Neural stem cells protect blood-brain barrier integrity via the p38, JNK, and ERK1/2 pathways following intracerebral hemorrhage in rats

Abstract

AbstractNeural stem cells (NSCs) have displayed great potential in ameliorating brain damage following intracerebral hemorrhage (ICH) via proliferation, differentiation, and immunomodulation. However, it remains unclear whether NSCs can improve microvascular function, e.g., blood-brain barrier (BBB) integrity, after ICH. In this study, we investigate the potential therapeutic benefit of NSCs on BBB integrity as well as the underlying mechanism.

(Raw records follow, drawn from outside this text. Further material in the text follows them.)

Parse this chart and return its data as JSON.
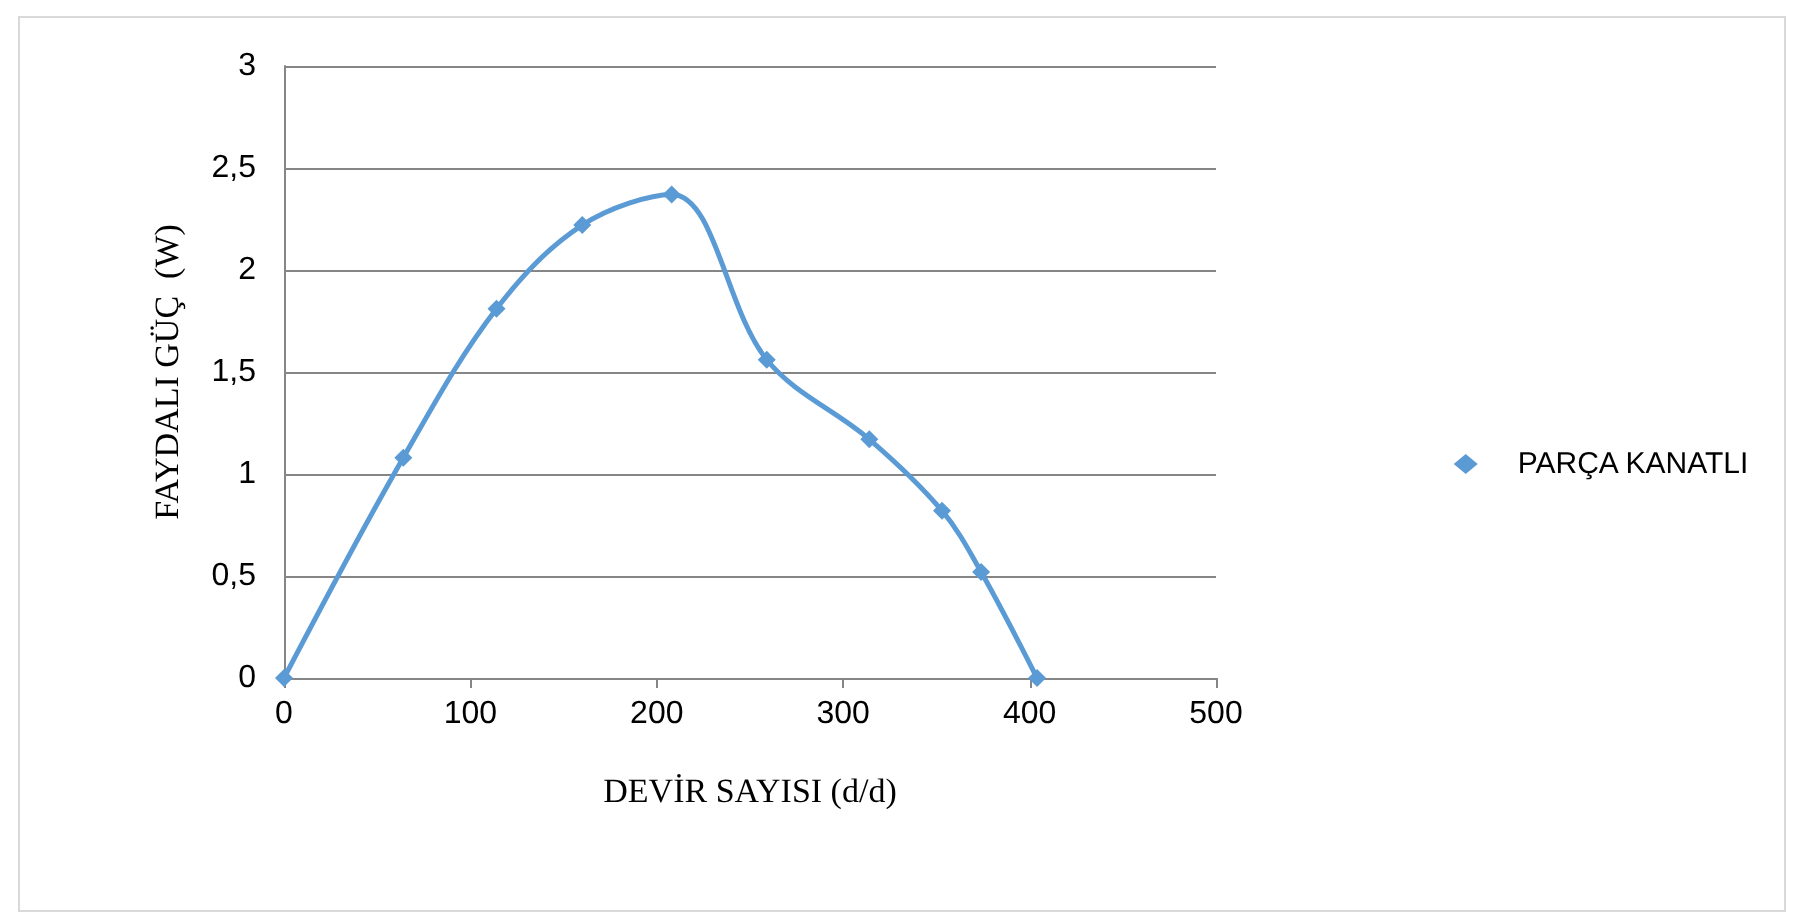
{
  "chart_data": {
    "type": "line",
    "xlabel": "DEVİR SAYISI (d/d)",
    "ylabel": "FAYDALI GÜÇ  (W)",
    "x": [
      0,
      64,
      114,
      160,
      208,
      259,
      314,
      353,
      374,
      404
    ],
    "series": [
      {
        "name": "PARÇA KANATLI",
        "color": "#5b9bd5",
        "values": [
          0,
          1.08,
          1.81,
          2.22,
          2.37,
          1.56,
          1.17,
          0.82,
          0.52,
          0
        ]
      }
    ],
    "xlim": [
      0,
      500
    ],
    "xticks": [
      0,
      100,
      200,
      300,
      400,
      500
    ],
    "ylim": [
      0,
      3
    ],
    "yticks": [
      0,
      {
        "value": 0.5,
        "label": "0,5"
      },
      1,
      {
        "value": 1.5,
        "label": "1,5"
      },
      2,
      {
        "value": 2.5,
        "label": "2,5"
      },
      3
    ],
    "grid": "y",
    "legend": "right",
    "marker": "diamond",
    "line_style": "solid"
  }
}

Adult male Sprague-Dawley rats were randomly divided into sham, ICH+PBS, and ICH+NSCs groups for comparisons. ICH was induced by intrastriatal injection of bacterial collagenase. An aliquot of NSCs or PBS was injected via the tail vein 2 h after ICH induction. The following multiparametric measurements were compared: brain edema, hematoma volume, behavior, BBB permeability, and mitogen-activated protein kinase (MAPK) signaling pathway activity. We found that NSCs treatment attenuates BBB permeability, reduces brain edema, and promotes brain function recovery after ICH by inhibiting ERK1/2, p38, and JNK signaling pathway activation. These findings provide novel insight for future therapies aiming to prevent BBB dysfunction and improve functional recovery in ICH patients.